Les normes internationales, tout comme les obligations et engagements que les Etats ont pris - que nous avons tous pris - en matière des droits de l’enfant, donnent les principaux éléments qui doivent nous guider sur le rôle de la justice quand elle s’applique aux mineurs.

Le droit international que nous avons élaboré ensemble prévoit que les Etats mettent en place des lois et des autorités spécifiques pour les mineurs. Il prévoit que l’on minimise la privation de liberté. Il prévoit que l’on favorise des alternatives aux châtiments.

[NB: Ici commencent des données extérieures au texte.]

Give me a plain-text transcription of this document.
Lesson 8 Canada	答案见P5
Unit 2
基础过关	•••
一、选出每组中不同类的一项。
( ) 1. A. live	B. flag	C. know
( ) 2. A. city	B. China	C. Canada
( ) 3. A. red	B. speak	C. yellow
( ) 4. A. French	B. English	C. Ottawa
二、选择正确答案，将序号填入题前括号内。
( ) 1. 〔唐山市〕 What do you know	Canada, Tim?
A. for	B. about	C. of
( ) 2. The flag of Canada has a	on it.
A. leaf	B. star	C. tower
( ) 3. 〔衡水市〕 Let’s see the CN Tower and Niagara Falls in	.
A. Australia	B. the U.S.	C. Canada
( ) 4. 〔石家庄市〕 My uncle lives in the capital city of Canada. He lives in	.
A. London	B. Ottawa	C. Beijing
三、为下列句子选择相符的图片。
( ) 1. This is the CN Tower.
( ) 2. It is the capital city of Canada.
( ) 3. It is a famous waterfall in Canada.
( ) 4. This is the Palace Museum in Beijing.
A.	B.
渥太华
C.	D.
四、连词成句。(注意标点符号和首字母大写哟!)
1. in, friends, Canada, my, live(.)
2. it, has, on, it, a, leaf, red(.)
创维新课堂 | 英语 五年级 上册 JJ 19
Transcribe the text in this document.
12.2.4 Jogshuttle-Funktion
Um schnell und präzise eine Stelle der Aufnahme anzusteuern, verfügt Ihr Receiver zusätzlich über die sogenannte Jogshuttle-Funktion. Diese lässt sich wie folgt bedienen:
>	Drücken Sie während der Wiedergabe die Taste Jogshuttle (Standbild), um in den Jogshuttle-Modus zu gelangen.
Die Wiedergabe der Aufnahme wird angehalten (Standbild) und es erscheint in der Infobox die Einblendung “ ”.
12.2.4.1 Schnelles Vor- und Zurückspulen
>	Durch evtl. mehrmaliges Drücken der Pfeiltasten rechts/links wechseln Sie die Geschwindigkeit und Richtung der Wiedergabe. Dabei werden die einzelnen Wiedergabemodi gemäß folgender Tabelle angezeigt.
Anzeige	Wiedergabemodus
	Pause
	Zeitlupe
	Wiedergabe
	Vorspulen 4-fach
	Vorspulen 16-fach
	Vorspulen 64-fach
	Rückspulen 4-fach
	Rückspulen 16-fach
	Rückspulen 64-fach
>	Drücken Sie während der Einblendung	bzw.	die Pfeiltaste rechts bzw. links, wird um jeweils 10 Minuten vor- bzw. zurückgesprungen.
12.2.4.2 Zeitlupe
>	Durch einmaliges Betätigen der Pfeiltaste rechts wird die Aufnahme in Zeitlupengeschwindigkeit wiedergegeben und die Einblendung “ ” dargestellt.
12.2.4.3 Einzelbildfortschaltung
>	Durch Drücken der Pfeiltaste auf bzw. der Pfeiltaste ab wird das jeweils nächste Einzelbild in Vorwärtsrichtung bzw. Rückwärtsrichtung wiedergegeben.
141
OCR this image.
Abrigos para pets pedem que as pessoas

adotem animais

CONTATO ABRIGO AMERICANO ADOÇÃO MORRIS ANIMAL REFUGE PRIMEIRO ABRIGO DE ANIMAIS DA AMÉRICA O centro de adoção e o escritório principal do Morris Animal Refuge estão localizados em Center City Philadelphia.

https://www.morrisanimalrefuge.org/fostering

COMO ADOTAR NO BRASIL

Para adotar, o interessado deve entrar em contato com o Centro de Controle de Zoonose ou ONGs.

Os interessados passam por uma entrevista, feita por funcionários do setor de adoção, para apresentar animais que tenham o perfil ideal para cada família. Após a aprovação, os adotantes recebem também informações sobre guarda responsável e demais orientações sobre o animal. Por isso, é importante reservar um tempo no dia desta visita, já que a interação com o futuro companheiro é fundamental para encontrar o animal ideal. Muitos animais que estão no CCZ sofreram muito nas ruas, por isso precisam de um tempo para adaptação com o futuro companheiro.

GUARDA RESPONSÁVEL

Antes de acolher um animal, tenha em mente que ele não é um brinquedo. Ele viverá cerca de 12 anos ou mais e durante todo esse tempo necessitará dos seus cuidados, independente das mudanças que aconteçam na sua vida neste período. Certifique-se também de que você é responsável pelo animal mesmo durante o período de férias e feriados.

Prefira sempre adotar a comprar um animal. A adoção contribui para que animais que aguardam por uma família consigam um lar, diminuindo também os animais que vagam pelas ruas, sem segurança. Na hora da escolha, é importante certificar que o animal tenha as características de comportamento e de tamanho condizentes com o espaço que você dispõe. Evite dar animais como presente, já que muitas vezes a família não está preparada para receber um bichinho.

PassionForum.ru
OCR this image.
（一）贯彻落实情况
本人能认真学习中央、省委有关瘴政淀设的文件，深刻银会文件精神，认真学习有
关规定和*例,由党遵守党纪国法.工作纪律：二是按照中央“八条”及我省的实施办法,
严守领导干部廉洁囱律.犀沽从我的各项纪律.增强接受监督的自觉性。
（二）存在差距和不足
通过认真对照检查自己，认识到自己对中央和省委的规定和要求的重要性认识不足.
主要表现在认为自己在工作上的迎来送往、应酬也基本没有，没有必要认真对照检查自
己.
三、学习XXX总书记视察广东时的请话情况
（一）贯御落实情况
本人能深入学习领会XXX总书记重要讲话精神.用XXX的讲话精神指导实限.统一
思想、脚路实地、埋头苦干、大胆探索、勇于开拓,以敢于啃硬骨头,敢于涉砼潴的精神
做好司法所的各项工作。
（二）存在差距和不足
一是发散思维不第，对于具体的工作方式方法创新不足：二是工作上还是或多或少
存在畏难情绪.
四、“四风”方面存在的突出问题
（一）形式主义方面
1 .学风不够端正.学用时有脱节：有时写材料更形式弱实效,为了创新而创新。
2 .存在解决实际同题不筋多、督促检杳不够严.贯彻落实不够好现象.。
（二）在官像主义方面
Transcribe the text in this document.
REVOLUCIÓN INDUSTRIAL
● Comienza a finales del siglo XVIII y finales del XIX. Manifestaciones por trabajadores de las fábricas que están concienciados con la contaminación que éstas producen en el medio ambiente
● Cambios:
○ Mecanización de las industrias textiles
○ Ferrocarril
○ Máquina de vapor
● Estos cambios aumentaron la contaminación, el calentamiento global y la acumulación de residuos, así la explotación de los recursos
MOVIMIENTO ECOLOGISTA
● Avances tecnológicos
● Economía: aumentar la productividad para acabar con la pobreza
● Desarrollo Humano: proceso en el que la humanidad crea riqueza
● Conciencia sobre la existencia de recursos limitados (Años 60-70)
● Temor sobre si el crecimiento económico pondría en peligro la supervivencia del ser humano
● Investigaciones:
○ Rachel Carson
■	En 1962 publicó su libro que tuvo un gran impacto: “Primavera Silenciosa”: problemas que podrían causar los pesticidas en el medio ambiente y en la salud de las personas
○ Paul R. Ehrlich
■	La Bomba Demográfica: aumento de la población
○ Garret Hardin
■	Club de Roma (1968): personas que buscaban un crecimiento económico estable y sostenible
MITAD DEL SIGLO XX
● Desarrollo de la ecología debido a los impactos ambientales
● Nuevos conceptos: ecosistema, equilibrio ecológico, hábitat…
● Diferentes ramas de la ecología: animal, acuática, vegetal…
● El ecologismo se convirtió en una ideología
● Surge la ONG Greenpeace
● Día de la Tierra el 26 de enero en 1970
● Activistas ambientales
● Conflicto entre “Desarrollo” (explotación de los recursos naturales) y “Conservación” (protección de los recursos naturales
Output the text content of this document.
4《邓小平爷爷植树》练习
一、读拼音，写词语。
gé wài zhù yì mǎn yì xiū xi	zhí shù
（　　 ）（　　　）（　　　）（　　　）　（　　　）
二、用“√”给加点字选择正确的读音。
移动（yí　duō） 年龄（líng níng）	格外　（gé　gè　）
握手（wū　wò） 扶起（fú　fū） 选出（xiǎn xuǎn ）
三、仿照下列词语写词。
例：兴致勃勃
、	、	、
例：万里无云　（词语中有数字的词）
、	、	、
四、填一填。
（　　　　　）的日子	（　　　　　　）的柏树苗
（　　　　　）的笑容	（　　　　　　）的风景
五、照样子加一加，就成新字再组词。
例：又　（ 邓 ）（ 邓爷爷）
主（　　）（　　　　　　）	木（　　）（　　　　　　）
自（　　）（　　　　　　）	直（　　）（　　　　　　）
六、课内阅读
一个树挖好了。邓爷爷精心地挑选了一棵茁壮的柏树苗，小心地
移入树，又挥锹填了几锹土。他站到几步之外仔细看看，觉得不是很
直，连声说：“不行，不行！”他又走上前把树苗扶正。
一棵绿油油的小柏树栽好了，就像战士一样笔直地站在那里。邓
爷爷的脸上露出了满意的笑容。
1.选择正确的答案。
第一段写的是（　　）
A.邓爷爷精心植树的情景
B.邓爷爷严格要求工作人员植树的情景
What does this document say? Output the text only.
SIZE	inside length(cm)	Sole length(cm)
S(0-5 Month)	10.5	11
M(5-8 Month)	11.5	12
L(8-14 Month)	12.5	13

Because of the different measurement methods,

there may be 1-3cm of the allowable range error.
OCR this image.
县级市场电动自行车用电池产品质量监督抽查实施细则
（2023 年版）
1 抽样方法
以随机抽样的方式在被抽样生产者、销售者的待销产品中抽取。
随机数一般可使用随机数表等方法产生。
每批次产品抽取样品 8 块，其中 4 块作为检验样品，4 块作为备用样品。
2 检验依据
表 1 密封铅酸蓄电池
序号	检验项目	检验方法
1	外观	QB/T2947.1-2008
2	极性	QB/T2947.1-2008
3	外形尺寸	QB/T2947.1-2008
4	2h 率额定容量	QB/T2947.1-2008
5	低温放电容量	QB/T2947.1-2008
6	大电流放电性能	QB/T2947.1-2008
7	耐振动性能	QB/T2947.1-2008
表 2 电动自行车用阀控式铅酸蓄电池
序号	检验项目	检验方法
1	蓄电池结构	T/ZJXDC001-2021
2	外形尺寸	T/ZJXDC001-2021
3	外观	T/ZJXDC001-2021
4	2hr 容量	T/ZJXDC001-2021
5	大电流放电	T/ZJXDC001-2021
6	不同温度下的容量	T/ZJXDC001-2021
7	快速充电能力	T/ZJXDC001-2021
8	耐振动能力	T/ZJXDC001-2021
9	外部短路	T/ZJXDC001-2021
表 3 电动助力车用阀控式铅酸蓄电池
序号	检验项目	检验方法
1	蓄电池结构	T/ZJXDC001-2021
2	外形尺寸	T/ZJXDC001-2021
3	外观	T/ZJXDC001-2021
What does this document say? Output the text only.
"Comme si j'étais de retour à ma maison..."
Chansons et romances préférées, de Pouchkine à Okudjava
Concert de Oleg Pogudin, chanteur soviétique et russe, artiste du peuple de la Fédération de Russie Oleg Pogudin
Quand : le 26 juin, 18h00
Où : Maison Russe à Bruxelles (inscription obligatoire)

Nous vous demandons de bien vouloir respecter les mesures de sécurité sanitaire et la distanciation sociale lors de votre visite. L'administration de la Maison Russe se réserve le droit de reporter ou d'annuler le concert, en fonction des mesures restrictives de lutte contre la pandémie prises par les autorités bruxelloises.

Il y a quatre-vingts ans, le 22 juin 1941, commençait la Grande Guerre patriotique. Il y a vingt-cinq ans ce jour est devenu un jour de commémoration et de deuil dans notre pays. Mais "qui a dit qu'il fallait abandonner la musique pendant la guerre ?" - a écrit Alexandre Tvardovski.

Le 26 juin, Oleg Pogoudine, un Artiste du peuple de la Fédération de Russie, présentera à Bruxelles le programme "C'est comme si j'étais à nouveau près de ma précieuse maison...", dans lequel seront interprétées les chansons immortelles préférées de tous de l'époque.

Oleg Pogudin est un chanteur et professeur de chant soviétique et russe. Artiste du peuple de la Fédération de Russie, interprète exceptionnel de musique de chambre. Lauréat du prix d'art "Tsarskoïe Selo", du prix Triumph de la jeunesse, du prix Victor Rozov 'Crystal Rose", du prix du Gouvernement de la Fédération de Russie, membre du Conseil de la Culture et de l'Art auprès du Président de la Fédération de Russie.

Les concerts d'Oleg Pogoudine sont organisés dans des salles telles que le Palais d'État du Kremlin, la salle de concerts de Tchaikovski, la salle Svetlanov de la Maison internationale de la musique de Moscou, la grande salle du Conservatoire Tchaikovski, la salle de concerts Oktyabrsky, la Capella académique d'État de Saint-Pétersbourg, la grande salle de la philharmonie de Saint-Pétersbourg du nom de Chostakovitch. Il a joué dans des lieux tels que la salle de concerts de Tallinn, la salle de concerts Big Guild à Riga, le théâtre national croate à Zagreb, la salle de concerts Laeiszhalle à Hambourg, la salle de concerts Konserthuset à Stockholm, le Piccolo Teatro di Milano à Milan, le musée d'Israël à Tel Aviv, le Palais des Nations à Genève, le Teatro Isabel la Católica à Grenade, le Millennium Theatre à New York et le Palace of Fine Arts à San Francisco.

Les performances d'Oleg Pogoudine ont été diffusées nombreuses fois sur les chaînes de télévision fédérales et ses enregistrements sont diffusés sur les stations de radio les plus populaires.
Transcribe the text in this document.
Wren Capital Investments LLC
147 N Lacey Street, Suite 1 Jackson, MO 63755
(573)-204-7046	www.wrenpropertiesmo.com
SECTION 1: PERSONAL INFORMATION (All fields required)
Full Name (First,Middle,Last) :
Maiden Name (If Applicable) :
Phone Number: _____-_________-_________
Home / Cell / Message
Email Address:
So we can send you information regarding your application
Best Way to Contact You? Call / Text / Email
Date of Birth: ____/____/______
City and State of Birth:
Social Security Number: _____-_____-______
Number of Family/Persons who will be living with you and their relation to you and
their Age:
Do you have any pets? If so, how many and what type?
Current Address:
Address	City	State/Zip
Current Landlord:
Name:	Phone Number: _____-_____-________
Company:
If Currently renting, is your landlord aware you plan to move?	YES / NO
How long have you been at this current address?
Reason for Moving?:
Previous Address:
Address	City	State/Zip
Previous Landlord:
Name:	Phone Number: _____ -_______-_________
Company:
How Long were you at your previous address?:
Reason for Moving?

Il prévoit également que l’on mette en place une justice adaptée aux enfants et attentive à leur âge. Cela implique la participation de l’enfant, qu'il soit informé de ses droits, qu'il ait un accès approprié à la justice, qu'il soit consulté et entendu dans les procédures le concernant.
Bref le droit international prévoit que nous devons prévenir si nous voulons réellement pouvoir guérir.

En dépit de toutes ces règles que les Etats ont élaborées ensemble, la justice juvénile souffre encore de déficits dans sa mise en œuvre. Elle n'a pas encore elle-même atteint l'âge adulte. Nous devons continuer de la faire évoluer et agir conjointement afin de pallier ces déficits.

La Suisse appuie les efforts menés par le système des Nations Unies pour le renforcement de la justice juvénile, la promotion de la justice réparatrice, mais aussi l’élimination de toute forme de violence à l’égard des enfants, que ce soit les enfants en conflit avec la loi, les enfants victimes ou les enfants témoins.

Mesdames et Messieurs,

Une collaboration étroite entre les Etats et la société civile est essentielle pour réaliser des progrès.

Je suis heureux que ce Congrès mondial rassemble pour la première fois les différents partenaires, dont les Etats, les ONG et les représentants de la société civile, pour ce travail et ce devoir communs. Ce Congrès est une chance d’améliorer la coopération internationale en matière de justice juvénile. Il faut la saisir.

Merci d'être venus nombreux à Genève, ville de paix et de dialogue. La Suisse est heureuse d'être associée, avec la Fondation Terre des Hommes, à cet évènement: les enfants sont le cœur de l’avenir. Et ils sont aussi au fond de notre cœur.

Merci.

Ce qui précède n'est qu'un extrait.